I’m using VAR to forecast the spy using oil. I’m noticing that applying an oil shock does not affect pricing forcasting
I defined a function to apply an oil shock to the end of the data for simplicity
import yfinance as yf
import pandas_datareader.data as web
import pandas as pd
import numpy as np
from statsmodels.tsa.api import VAR
import matplotlib.pyplot as plt
def apply_shock(data, shock_key, total_shock_percentage, shock_periods):
if shock_key in data.columns and shock_periods > 0:
increment = total_shock_percentage / 100
print(f"Applying a total shock of {total_shock_percentage}% over {shock_periods} periods")
for i in range(shock_periods):
period_index = -(shock_periods - i)
date = data.index[period_index]
original_value = data[shock_key].iloc[period_index]
shock_increment = original_value * ((i + 1) / shock_periods * increment)
data[shock_key].iloc[period_index] += shock_increment
print(f"Date {date}: Original {shock_key} value = {original_value:.4f}, Increment = {shock_increment:.4f}, Shocked {shock_key} value = {data[shock_key].iloc[period_index]:.4f}")
return data
Then I fetch the data and apply the VAR model
# Define the variables
startDate = '2000-01-01'
endDate = '2024-07-01'
periodsInMonths = 12
# Shock variables
total_shock_percentage = 30 # Total shock percentage
shock_periods = 5 # Number of periods to spread the shock over
shock_key = 'Oil' # The key in the data to which the shock should be applied
maxlags = 6
# Fetch data
data = pd.DataFrame()
# Fetch SPY data
spy = yf.download('SPY', start=startDate, end=endDate)
spy = spy['Adj Close']
spy = spy.tz_localize(None) # Remove timezone information
spy = spy.resample('M').ffill()
data['SPY'] = spy
# Fetch Oil data
oil = web.DataReader('DCOILWTICO', 'fred', start=startDate, end=endDate)
oil = oil.tz_localize(None) # Remove timezone information
oil = oil.resample('M').ffill()
data['Oil'] = oil
# Forward fill the missing data
data.ffill(inplace=True)
# Ensure the index has the correct frequency
data.index = pd.to_datetime(data.index)
data = data.asfreq('M')
# Drop any remaining NaN values
data.dropna(inplace=True)
# Apply the shock to the specified key in the data
data = apply_shock(data, shock_key, total_shock_percentage, shock_periods)
# Fit the VAR model on monthly data
model = VAR(data)
lag_order = model.select_order(maxlags)
print(f"Selected lag order: {lag_order.summary()}")
results = model.fit(lag_order.aic)
# Forecasting
forecast_input = data.values[-results.k_ar:]
forecast = results.forecast(y=forecast_input, steps=periodsInMonths)

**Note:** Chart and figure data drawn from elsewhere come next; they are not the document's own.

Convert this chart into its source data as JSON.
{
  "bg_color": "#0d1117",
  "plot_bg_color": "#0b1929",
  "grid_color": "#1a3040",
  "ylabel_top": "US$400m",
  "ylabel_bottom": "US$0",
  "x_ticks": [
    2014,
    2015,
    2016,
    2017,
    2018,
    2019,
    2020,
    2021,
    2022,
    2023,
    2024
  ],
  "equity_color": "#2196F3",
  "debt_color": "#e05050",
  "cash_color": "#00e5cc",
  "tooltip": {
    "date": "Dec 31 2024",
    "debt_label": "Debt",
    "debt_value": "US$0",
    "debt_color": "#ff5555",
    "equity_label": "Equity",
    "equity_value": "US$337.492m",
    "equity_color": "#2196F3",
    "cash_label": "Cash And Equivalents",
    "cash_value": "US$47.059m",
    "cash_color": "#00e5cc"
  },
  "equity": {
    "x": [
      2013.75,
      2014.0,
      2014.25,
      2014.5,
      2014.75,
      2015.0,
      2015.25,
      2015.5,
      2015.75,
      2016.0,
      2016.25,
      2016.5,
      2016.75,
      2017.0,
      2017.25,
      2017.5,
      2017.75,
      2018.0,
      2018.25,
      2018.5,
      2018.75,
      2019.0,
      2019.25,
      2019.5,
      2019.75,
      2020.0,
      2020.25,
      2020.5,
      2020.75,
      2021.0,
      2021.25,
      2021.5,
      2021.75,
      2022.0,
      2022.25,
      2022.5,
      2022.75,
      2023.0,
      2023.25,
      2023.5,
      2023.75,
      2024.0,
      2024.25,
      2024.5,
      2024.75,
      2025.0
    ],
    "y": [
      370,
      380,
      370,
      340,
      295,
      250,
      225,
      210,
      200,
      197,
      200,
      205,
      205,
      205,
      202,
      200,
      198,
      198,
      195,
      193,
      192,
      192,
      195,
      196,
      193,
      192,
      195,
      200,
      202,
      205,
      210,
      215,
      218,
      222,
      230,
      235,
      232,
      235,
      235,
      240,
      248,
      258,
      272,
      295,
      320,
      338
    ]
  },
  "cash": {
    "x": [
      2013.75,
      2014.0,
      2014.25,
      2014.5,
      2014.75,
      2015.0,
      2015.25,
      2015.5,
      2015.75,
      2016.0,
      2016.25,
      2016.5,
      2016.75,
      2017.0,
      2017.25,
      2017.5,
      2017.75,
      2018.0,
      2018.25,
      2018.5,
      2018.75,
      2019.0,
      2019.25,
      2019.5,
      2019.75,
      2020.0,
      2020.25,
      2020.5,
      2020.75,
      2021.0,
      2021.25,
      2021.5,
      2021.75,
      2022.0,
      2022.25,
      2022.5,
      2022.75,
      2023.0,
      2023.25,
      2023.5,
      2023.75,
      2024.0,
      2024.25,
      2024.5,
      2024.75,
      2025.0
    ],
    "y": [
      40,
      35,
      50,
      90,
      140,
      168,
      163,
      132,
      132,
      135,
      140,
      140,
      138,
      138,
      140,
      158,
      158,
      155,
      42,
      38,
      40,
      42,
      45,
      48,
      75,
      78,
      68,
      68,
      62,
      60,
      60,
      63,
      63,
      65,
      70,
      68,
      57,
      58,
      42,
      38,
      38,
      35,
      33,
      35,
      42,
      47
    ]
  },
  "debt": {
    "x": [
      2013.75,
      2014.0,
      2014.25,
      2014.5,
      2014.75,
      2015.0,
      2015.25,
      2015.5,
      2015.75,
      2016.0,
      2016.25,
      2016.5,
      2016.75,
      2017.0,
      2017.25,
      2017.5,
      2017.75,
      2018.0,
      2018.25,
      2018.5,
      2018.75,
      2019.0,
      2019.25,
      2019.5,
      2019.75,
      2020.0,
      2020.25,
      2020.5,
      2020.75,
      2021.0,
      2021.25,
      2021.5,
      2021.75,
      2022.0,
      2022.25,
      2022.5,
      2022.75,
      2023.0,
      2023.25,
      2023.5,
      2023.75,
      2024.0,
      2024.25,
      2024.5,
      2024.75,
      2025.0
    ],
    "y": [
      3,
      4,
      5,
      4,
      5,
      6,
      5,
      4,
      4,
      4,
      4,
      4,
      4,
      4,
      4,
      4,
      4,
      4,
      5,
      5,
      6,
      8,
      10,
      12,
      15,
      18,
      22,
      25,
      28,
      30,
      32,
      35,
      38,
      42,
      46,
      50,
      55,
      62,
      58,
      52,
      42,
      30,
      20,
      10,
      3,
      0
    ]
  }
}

forecast_df = pd.DataFrame(forecast, index=pd.date_range(start=data.index[-1], periods=periodsInMonths, freq='M'), columns=data.columns)
# Append forecast to original data for plotting
combined = pd.concat([data, forecast_df])

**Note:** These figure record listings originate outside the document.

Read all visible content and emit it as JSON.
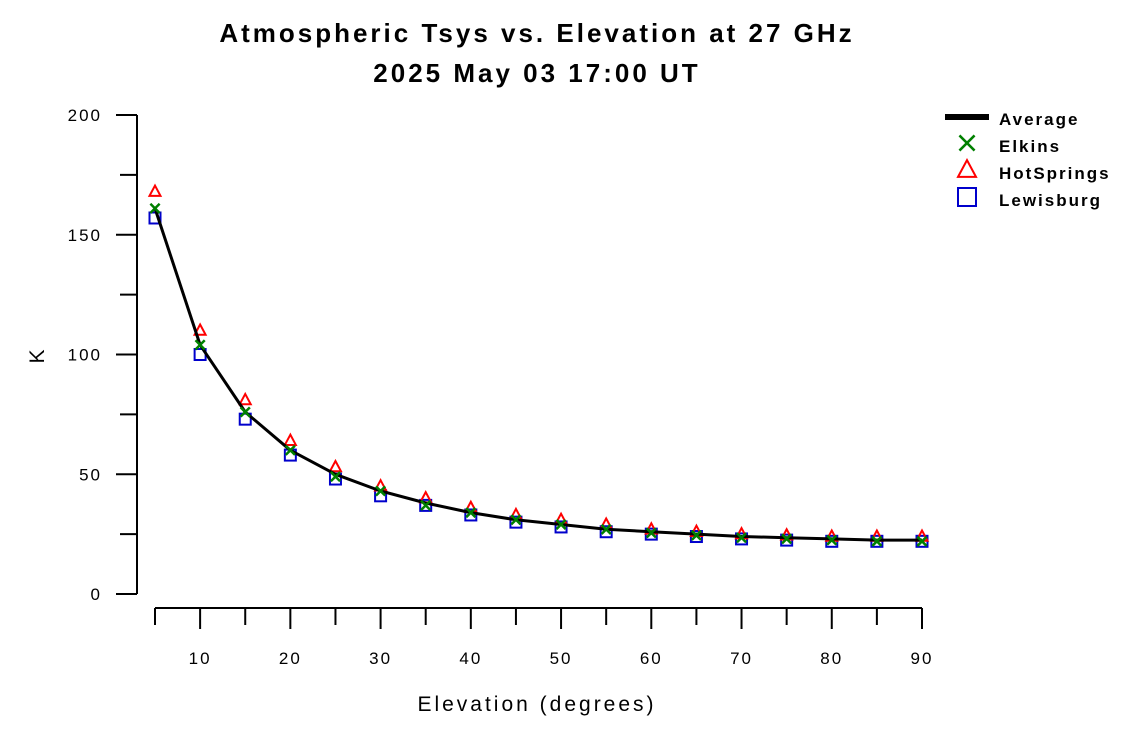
{
  "chart_data": {
    "type": "line",
    "title": "Atmospheric Tsys vs. Elevation at 27 GHz",
    "subtitle": "2025 May 03 17:00 UT",
    "xlabel": "Elevation (degrees)",
    "ylabel": "K",
    "xlim": [
      5,
      90
    ],
    "ylim": [
      0,
      200
    ],
    "xticks": [
      10,
      20,
      30,
      40,
      50,
      60,
      70,
      80,
      90
    ],
    "yticks": [
      0,
      50,
      100,
      150,
      200
    ],
    "legend_position": "top-right",
    "grid": false,
    "x": [
      5,
      10,
      15,
      20,
      25,
      30,
      35,
      40,
      45,
      50,
      55,
      60,
      65,
      70,
      75,
      80,
      85,
      90
    ],
    "series": [
      {
        "name": "Average",
        "marker": "line",
        "color": "#000000",
        "values": [
          161,
          104,
          76,
          60,
          50,
          43,
          38,
          34,
          31,
          29,
          27,
          26,
          25,
          24,
          23.5,
          23,
          22.5,
          22.5
        ]
      },
      {
        "name": "Elkins",
        "marker": "x",
        "color": "#008000",
        "values": [
          161,
          104,
          76,
          60,
          49,
          43,
          37,
          34,
          31,
          29,
          27,
          25.5,
          24.5,
          23.5,
          23,
          22.5,
          22,
          22
        ]
      },
      {
        "name": "HotSprings",
        "marker": "triangle",
        "color": "#ff0000",
        "values": [
          168,
          110,
          81,
          64,
          53,
          45,
          40,
          36,
          33,
          31,
          29,
          27,
          26,
          25,
          24.5,
          24,
          24,
          24
        ]
      },
      {
        "name": "Lewisburg",
        "marker": "square",
        "color": "#0000cc",
        "values": [
          157,
          100,
          73,
          58,
          48,
          41,
          37,
          33,
          30,
          28,
          26,
          25,
          24,
          23,
          22.5,
          22,
          22,
          22
        ]
      }
    ]
  }
}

# Normalize the data for plotting
data_normalized = data / data.iloc[0] * 100
forecast_df_normalized = forecast_df / data.iloc[0] * 100
combined_normalized = pd.concat([data_normalized, forecast_df_normalized])
When I apply even a 100% oil shock this does not reflect in the any way similar to how it has historically for the SPY.
Here’s the plot code for more clarity
# Plot the original data and forecast with shock
plt.figure(figsize=(12, 6))
plt.plot(data_normalized['SPY'], label='SPY (Original)', color='blue')
plt.plot(forecast_df_normalized['SPY'], label='SPY (Forecast)', linestyle='--', color='blue')
plt.plot(data_normalized['Oil'], label='Oil (Original)', color='green')
plt.plot(forecast_df_normalized['Oil'], label='Oil (Forecast)', linestyle='--', color='green')
plt.axvline(x=data.index[-1], linestyle='--', color='grey') # Mark the forecast start
plt.legend()
plt.xlabel('Time')
plt.ylabel('Normalized Values (Base 100)')
plt.title(f'VAR Model: Original Data and Forecast with Incremental {shock_key} Shock')
plt.show()
I’ve also tried increasing the max lags, however the forecasting seems to still ignore the shock.
How can I improve forecasting in the VAR model?